Отец, спи с миром. Андрей, спи с миром.

Луна, ты тоже мертвая над миром; спи с миром.

Все мои мертвые, спите с миром.

Я люблю вас. Я приду к вам. В свой черед.

Когда?!

Рельеф второй

Яства детства

Я так помню всю эту еду.

Я так помню всю нашу еду, черт возьми, что слезы текут и текут по щекам, безостановочно. Будто я снова, опять, как тогда, в зале старого Художественного фонда, где сильно пахнет краской, олифой и известкой, сижу у гроба твоего и гляжу на твое мертвое лицо, и еще не верю, что ты прошел Путь, что ты совершил Переход; Переход Суворова через Неведомые Альпы, что никто не изобразит никогда, ибо когда живой изображает смерть, у него и перо, и кисть падают из рук, и, чтобы не сойти с ума, он изображает лишь подобье смерти, лишь ее картонную куклу; лишь предгорья ее, не вершины; лишь ее ноги с ледяно-синими ногтями, как Мантенья на холсте выпятил, приблизил к зрителю ноги снятого с Креста Иисуса, — не лицо Его, в кое нельзя поглядеть.

Нет сил, чтобы не плакать над той едой. Над тем, что мы ели, чтобы жить. Человек ест, чтобы жить, ну да; разные народы варят разное варево, у всех оно свое. Котел — священен. Очаг — это жизнь. Все смерти на свете искупятся очагом. Когда я буду умирать — что я захочу поесть, что возжелаю, чтобы мне положили на язык?.. Последнее лакомство этого света… Что?.. Мандарин?.. Новогодний орех из папиных рук, там, под колючей черно-зеленой елью, где я впервые ощутила чувство безвозвратно уходящего времени, перебирая в руках бумажные игрушки, на которых была начертана четырехзначная цифра навек ушедшего года?.. Клюквенный кисло-сладкий морс?.. А может, беляш, мамин беляш из маминых рук — ведь там, на небесах, они никогда не истлеют, руки, и никогда не перестанет пахнуть жареным мясом румяный круг запеченного теста?..

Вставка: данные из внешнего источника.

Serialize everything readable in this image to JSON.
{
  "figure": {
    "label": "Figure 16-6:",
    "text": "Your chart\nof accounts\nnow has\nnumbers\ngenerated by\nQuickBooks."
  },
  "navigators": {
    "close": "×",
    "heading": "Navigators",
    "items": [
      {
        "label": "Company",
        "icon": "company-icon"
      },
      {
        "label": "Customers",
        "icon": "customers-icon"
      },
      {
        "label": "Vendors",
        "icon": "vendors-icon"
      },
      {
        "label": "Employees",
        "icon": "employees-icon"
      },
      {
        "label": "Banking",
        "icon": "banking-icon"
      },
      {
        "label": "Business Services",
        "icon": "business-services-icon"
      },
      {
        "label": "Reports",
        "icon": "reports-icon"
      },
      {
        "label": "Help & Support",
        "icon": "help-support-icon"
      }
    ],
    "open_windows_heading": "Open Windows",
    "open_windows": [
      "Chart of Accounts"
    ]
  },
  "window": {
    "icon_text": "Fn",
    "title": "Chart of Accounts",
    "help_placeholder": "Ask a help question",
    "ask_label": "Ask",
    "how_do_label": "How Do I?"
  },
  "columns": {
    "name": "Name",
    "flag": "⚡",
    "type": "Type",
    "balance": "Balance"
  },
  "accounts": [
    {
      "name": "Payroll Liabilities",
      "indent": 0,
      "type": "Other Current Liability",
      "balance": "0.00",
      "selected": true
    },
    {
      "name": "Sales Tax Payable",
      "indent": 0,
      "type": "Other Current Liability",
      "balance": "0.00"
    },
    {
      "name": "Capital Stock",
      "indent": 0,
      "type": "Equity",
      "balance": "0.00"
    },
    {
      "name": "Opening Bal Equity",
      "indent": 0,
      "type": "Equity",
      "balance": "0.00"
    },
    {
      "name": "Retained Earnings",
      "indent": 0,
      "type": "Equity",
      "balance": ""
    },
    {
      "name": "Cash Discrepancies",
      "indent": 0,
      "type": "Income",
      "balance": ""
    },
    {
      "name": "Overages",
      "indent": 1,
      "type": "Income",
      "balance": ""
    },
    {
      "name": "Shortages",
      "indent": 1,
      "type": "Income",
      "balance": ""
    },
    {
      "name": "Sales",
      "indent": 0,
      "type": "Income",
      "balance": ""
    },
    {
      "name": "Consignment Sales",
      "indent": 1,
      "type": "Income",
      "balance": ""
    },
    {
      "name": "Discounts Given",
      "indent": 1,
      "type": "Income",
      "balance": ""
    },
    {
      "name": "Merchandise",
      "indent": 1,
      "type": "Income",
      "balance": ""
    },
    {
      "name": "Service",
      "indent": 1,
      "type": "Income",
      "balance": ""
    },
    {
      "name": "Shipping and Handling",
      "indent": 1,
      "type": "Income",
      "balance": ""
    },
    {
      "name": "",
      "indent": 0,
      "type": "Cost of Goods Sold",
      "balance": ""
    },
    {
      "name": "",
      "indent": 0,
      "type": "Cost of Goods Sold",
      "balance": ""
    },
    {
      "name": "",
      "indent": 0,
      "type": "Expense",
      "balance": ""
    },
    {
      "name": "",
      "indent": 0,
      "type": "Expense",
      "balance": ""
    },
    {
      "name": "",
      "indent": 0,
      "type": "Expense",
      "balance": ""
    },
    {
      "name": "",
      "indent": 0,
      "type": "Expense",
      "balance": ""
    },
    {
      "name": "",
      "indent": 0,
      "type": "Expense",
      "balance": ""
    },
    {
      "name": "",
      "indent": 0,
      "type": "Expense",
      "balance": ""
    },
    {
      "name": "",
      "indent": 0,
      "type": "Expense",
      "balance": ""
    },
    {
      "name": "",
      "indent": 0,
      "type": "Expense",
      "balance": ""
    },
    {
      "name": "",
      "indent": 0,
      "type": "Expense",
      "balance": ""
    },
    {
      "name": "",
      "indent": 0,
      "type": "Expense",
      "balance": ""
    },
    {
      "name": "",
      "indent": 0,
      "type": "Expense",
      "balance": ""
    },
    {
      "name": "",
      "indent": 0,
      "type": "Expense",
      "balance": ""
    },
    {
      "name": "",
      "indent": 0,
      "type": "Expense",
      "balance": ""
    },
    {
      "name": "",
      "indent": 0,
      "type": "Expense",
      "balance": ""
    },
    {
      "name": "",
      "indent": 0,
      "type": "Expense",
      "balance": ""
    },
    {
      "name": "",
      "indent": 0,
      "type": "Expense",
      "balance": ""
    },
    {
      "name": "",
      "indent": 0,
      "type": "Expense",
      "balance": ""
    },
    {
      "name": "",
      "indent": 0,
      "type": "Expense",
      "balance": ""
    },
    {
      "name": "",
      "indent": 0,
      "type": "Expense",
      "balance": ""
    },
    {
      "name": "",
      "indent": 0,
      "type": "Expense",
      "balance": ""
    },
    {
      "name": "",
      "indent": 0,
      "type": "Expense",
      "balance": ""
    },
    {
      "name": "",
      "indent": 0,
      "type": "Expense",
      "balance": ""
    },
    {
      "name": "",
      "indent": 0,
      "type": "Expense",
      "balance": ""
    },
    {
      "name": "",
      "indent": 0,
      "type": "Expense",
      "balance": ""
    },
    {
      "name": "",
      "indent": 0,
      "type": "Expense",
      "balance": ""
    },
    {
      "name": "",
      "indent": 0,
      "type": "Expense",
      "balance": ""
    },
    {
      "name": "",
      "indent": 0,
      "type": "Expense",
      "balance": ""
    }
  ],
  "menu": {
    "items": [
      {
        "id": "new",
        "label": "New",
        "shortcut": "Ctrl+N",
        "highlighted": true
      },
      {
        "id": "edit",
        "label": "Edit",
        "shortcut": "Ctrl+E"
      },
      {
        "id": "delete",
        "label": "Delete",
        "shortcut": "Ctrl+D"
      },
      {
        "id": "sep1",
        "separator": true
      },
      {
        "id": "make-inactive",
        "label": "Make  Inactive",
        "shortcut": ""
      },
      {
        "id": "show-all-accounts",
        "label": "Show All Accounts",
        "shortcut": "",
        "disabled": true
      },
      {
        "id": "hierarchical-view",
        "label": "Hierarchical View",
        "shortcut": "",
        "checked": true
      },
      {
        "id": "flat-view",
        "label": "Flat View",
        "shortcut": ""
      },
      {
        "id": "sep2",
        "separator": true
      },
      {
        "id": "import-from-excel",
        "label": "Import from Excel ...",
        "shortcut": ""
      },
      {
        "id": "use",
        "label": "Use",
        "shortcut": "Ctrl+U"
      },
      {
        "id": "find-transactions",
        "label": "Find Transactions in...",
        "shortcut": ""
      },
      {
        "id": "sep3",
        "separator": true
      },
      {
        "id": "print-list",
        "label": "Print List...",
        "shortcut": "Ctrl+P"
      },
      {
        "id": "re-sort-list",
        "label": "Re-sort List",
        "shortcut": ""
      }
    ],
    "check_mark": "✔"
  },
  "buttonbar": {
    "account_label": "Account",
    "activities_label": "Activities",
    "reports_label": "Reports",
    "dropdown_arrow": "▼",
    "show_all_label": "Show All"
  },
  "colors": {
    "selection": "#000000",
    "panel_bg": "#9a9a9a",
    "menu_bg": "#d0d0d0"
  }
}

Они так пахли. Так сильно пахли. Крупные, толстые беляши, если укусить — пряный луковый и мясной сок поползет по пальцам и подбородку, и надо громко втянуть в себя воздух: «У-у-у-уп!» — чтобы сок втек в твое жадно дрожащее зверюшкино нутро. Беляши. Матушка пекла их в праздник. Праздник был окрашен по-разному: то в красный цвет, кровавый, с мотающимися на ветру флагами, то в белый — снежный, ледяной. Белый искрился разноцветьем, радугой Новогодья.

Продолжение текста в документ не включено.